Abstract

The process of electroreduction of nitrate anions is of considerable interest for researchers both as a fundamental (investigation of a multistage reaction, properties of intermediate products) and practical (water treatment) problem. A key intermediate product of nitrate anion electroreduction is nitric oxide NO that occupies two different types of sites on the Pt(111) surface: atop and 3-fold hollow. This paper studies redox transitions of N-containing species in the adsorption layer on Pt(111) in a wide range of potentials in a nitrate solution and in a preadsorbed saturated NO layer after its partial reduction in a negatively going potential sweep. Such partial reduction results in the appearance of a stable reversible pair of peaks in voltammograms at 0.6 V RHE. Analysis of charge densities of partial NO reduction and of this redox process shows that this pair of peaks corresponds to a one–electron redox transition between NH3(ads) and NH2(ads).
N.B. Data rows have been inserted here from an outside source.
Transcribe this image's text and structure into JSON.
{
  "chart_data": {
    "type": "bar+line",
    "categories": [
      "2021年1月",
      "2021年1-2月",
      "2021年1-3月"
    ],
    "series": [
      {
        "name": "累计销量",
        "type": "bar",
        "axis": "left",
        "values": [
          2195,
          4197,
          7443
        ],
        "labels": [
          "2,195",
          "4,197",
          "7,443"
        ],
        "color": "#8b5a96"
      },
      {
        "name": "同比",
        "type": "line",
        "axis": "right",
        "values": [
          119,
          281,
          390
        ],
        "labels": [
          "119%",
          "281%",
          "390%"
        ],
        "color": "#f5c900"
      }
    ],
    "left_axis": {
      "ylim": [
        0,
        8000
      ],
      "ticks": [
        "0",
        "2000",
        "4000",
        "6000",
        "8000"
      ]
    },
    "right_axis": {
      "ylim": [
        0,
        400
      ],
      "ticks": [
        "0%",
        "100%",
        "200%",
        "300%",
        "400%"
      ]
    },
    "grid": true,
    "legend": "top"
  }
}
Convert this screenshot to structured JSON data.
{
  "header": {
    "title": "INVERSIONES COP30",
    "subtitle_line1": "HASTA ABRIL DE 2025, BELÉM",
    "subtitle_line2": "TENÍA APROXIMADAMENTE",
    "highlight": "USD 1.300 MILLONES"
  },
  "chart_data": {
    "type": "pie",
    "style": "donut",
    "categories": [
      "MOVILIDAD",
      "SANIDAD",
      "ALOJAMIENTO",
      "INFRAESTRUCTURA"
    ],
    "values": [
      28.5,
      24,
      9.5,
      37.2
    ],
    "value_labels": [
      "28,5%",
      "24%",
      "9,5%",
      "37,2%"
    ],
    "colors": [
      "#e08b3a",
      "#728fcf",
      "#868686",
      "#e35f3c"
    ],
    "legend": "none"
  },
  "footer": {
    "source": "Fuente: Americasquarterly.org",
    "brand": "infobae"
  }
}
We suggest a scheme based on the obtained results and literature data that explains the voltammetric signals observed in a wide range of potentials on an adsorption layer on Pt(111) formed by partial reduction of full NO adlayer. In this scheme, NH3(ads) molecules are formed in reduction of atop-bound NO and do not desorb from the surface owing to formation of coadsorption complexes with unreduced hollow-bound NO molecules. Such complexes are quite stable up to the potentials of hollow-bound NO reduction. In the potential range around 0.6 V, NH3(ads) molecules in such complexes are reversibly oxidized to NH2(ads) species that do not desorb either and remain within the coadsorption lattice. Moreover, the obtained NO/NH2(ads) is so stable that it suppresses oxidation of unreduced hollow-bound NO molecules in this complex to nitrite species.